Cinémas – Yorgos LANTHIMOS : La favorite (2018)

la favorite

Voilà un film hors norme, vraiment. Du réalisateur grec qui avait fait sensation à Cannes, je n’avais pas vu la « Mise à mort du cerf sacré », a priori trop violent pour moi. Et si j’ai fait l’impasse à ce moment-là, c’est pour mieux retrouver le réalisateur dans cet opus décalé qui vient remettre en cause notre représentation du film en costumes.

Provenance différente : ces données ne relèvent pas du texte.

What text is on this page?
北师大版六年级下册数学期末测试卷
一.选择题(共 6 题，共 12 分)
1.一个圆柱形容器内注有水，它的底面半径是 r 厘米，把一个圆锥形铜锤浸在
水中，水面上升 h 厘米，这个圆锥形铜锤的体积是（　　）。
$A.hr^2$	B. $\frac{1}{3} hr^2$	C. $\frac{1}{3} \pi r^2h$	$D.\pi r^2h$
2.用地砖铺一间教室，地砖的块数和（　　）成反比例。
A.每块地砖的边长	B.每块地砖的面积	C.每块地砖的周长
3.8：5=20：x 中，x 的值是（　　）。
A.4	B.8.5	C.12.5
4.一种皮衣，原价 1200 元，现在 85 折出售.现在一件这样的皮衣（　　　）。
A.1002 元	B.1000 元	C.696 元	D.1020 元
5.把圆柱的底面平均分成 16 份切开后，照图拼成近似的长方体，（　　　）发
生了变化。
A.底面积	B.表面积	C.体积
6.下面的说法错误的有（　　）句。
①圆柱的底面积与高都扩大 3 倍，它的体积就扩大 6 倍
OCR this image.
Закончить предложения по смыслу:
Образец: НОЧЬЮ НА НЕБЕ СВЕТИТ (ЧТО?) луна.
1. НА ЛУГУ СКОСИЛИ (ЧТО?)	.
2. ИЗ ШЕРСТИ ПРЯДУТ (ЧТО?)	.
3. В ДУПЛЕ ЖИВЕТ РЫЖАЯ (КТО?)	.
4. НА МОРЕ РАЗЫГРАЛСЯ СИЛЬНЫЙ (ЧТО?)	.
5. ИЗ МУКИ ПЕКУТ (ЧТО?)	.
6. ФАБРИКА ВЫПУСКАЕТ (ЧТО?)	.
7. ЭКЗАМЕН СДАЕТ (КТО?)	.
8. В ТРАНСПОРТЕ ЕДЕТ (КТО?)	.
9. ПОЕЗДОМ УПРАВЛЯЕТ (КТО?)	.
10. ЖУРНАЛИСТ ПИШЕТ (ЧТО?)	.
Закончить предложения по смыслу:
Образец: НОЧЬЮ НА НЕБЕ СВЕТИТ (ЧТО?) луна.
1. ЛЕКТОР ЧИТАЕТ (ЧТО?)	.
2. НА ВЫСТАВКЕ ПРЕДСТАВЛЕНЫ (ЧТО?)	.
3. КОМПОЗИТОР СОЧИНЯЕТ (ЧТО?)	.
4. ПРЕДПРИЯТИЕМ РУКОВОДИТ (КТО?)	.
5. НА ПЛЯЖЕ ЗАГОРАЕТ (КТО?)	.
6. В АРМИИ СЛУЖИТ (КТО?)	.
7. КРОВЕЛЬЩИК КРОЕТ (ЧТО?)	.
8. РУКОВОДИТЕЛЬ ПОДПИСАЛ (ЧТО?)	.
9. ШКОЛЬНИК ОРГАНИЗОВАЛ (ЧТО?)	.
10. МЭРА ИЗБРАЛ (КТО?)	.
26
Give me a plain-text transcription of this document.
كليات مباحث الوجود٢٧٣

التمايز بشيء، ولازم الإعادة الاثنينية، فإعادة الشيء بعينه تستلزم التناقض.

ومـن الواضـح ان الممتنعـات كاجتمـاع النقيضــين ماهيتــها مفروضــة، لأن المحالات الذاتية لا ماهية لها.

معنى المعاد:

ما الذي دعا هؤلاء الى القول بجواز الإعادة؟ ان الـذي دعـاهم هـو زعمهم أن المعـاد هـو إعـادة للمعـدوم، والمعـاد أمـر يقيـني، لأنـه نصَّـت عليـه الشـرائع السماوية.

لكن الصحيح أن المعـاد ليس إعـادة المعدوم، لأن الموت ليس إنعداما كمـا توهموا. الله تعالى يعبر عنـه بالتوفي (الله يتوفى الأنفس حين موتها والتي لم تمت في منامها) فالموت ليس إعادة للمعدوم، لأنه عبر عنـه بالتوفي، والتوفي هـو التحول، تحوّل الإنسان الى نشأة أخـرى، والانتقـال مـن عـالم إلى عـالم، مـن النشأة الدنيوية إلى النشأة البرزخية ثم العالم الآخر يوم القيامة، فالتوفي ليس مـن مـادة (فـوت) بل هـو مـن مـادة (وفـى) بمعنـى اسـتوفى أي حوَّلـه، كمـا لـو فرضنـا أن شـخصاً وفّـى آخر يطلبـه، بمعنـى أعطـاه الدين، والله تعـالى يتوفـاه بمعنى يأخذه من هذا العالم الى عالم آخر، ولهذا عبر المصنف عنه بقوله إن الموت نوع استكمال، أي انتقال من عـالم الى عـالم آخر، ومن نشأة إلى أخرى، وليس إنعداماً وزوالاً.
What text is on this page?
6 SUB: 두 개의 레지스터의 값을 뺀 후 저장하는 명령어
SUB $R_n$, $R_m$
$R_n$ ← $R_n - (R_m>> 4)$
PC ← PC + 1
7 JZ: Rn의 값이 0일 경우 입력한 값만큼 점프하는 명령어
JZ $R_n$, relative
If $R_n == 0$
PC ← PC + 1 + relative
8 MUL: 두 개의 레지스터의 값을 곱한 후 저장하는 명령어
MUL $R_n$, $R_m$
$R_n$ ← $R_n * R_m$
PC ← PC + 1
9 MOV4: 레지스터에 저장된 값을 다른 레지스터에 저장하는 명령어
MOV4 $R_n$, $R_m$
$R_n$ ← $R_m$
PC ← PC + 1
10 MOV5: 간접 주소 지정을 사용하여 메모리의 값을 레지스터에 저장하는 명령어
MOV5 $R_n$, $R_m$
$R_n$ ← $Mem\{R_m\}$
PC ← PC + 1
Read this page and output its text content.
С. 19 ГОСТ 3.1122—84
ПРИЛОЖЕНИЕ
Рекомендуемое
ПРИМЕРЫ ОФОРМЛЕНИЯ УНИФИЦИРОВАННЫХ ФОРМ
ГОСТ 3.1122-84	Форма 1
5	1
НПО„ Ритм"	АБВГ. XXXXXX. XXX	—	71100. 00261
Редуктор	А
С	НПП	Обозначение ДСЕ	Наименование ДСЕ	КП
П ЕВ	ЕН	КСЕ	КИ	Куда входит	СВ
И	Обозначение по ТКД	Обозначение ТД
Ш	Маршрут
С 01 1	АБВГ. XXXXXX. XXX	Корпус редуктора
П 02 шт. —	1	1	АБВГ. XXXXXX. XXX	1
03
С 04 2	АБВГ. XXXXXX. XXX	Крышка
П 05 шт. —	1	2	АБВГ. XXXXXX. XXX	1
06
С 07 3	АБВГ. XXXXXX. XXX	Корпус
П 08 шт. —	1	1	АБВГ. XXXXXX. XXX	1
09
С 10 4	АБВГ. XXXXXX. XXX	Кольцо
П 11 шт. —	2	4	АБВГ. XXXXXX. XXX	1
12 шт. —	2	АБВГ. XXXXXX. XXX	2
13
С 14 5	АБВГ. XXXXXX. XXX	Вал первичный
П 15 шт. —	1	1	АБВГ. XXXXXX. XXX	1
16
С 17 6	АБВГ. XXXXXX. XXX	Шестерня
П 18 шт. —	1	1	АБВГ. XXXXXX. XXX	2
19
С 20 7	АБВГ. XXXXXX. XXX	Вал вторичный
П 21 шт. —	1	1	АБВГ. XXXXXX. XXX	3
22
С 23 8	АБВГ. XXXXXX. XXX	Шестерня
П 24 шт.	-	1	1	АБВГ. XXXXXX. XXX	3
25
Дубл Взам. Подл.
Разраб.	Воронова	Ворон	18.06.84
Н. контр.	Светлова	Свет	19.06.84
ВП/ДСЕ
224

Nous sommes ici en Angleterre, au XVIIIe siècle, sous le règne de la Reine Anne, femme seule et d’âge moyen, qui laisse les autres gouverner à sa place, notamment Lady Sarah Malborough, avec laquelle elle entretient des relations très proches. Survient une jeune femme, Abigaïl, apparentée à Lady Sarah, qui va former avec les deux autres femmes une relation triangulaire, autour de la séduction et de la rivalité, dans le but de prendre le pouvoir auprès de la Reine. Cette histoire est véridique, basée sur la vie de la Reine Anne (1702-1714), dernière représentante de la dynastie des Stuart sur le trône d’Angleterre.

Anne, Sarah et Abigaïl, ce sont respectivement Olivia Colman, Rachel Weisz et Emma Stone, remarquables toutes, avec une mention spéciale à la première, étonnante. Il me semble important de parler d’abord des actrices, car en dépit d’un certain nombre de rôles masculins, tous secondaires, ce sont les femmes qui tiennent l’intrigue. Elles éclipsent les hommes, qui ont presque disparu du paysage : la Reine est seule, Sarah porte la culotte dans son couple et pour Abigaïl, les hommes ne sont qu’un moyen pour arriver à ses fins. Le sexe n’est ici qu’au service de la domination, jamais du plaisir ; il est d’ailleurs le plus souvent homosexuel, comme si la gent masculine se trouvait ici émasculée. Elle est d’ailleurs renvoyée à des plaisirs compensatoires comme des courses de canard en chambre et d’autres divertissements plus ridicules les uns que les autres.

Histoire de pouvoir féminin, d’ascensions et de chutes aussi rapides les unes que les autres et très versatiles puisque uniquement fondées sur la relation à la Reine, le récit nous dit bien des choses sur la condition féminine de l’époque. Les protagonistes sont des survivantes de traumas, la perte de 17 enfants, le fait d’avoir été « vendue » à l’adolescence à un homme âgé pour une partie de cartes… Fruit de leur résilience, la dureté de ces femmes les conduit dans cette âpre lutte sans morale vers la domination.

Le réalisateur construit autour de cette relation à trois un univers baroque, à la fois jubilatoire et inquiétant. La politique se fait à coup de caprices, la guerre avec la France, qui est ici la  grande décision à prendre, a la même importance qu’une fête ou que de découvrir le goût de l’ananas ; tout est sur le même plan, avenir du pays et divertissement. La Reine, inculte dans le domaine, se fait manipuler par ses proches et gouverne selon ses versatiles sentiments. Etrange caricature, grinçante et attristante.

Et pour accompagner ce propos, la mise en scène joue aussi le décalage. A de longs corridors noirs et dorés succèdent d’immenses pièces richement ornées et aux teintes assourdies ; tout cela filmé en grand angle (pour agrandir l’espace) ou en objectif « fish eye » (pour le resserrer), et dans des lumières peu flatteuses, ce qui contribue à l’étrangeté de ce que nous voyons. Les costumes obéissent à un graphisme particulier, tout de noir et de blanc, comme pour rappeler que nous sommes dans une histoire trouble où le bien et le mal se mélangent (il y a d’ailleurs de subtils rappels de motifs entre les vêtements, par exemple entre le collier porté par Abigaïl et le parement de la robe de Sarah, dans la même scène). Cela crée un univers à part, qui n’est pas sans rappeler, d’après moi, quelqu’un comme Tim Burton ; on retrouve ici, d’ailleurs, cet humour bien particulier propre à ce dernier metteur en scène.

D’une vraie élégance, original et abouti, c’est un film réussi qui ne laisse pas indifférent.